The Charismatic Movement came under the name of evangelization of the church. Thus, to many people it was not immediately recognizable. Especially people who knew nothing about Catholic faith were mislead with tragic consequences for both spiritual and material well-being of the persons involved.

The theory is that it attracted mentally unstable people. I would dispute that! I would state that it very often converted people of sound mind into mentally unstable crazed fanatics. Some of them will unfortunately spend the rest of their lives searching for what is wrong with them, while the leaders of the movement will carry on recruiting new people through their seminars and will laugh-off all criticism. Many charismatic persons are now in charge of religious education for very young children. Their approach should at least be considered as an experiment with unknown consequences for mental well-being of young people involved. It may be that the children of Medjugorje were honest children, but they were then taken by charismatic priests. The children had no experience in dealing with such serious matters. Thus the charismatic priests adopted a non critical approach to the whole process, and acted as if everything was given by God. In such a case, the children are victims, the pilgrims are victims, the truth is a victim.

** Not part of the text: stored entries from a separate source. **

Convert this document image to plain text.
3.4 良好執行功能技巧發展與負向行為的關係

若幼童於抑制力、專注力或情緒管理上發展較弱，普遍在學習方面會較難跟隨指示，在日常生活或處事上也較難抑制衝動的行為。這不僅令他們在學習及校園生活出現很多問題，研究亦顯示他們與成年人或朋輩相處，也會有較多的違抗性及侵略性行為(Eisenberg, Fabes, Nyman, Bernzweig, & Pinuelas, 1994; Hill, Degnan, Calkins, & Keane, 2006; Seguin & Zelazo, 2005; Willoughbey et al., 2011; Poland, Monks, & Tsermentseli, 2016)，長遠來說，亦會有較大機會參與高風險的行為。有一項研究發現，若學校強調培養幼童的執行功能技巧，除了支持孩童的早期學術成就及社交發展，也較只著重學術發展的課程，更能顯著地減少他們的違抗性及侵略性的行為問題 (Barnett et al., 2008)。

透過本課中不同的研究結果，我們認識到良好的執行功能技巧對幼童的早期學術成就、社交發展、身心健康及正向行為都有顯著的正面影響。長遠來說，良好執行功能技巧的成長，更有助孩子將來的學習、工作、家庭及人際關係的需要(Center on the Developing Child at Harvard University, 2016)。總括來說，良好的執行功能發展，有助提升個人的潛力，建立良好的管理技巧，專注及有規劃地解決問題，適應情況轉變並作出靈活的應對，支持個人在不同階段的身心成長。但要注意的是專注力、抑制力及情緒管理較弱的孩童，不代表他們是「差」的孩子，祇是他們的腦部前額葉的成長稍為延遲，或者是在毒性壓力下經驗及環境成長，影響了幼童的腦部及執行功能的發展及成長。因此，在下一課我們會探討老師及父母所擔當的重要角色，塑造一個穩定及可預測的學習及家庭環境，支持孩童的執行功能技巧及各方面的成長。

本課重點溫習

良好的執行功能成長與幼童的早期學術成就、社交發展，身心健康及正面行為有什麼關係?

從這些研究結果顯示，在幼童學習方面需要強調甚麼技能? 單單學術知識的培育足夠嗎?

Medjugorje now stands a complete opposite of Fatima. Fatima resulted in conversion of children involved. Sister Lucia is completely obedient to church hierarchy and Catholic teaching. Medjugorje is characterized with feuds, abuses, disobedience and constant quest for supernatural - all characteristics of charismatic movement, usually disguising itself as "seminars for evangelisation". This are serious issues. Medjugorje should be studied seriously regardless whether apparitions happened or not. It should be studied for a simple reason: it went wrong. Where are the shepherds? Why did it take so long for the local bishop to voice his opposition? Why were clergy initially and immediately so "sympathetic" to the events, when their job was exactly opposite, i.e. their job was to be cautious, and careful, and to investigate, and to advise both the visionaries and the faithful flock. Instead of prudence they became advertisers.

I would like to point out that in here souls are at stake - not money, not perishable good but souls of those who tend to follow their priests and listen to the voice of their bishops. The last thing any soul needs is an instant conversion based on truth mixed with false doctrines. In such a case it is better not to be converted at all. It is better to be hungry than to eat food mixed with poison. If it was true that apparitions happened in Medjugorje, it is a tragedy that it ended-up being promoted by tour operators. If it was true that Medjugorje was a false apparition, it is a tragedy how it run out of control. In both cases the responsibility is on both pro-Medugorje and against-Medugorje camps.

It is probably a sign of our times when many truth-like voices can be heard and official teachings of the Church are ignored or even rediculed by many. We all tend to think we know best, and listen to no advice, or seek the advice of a fool (who may pleasing to our ears).

A.M.

(Name withheld by Unity. Available to researchers.)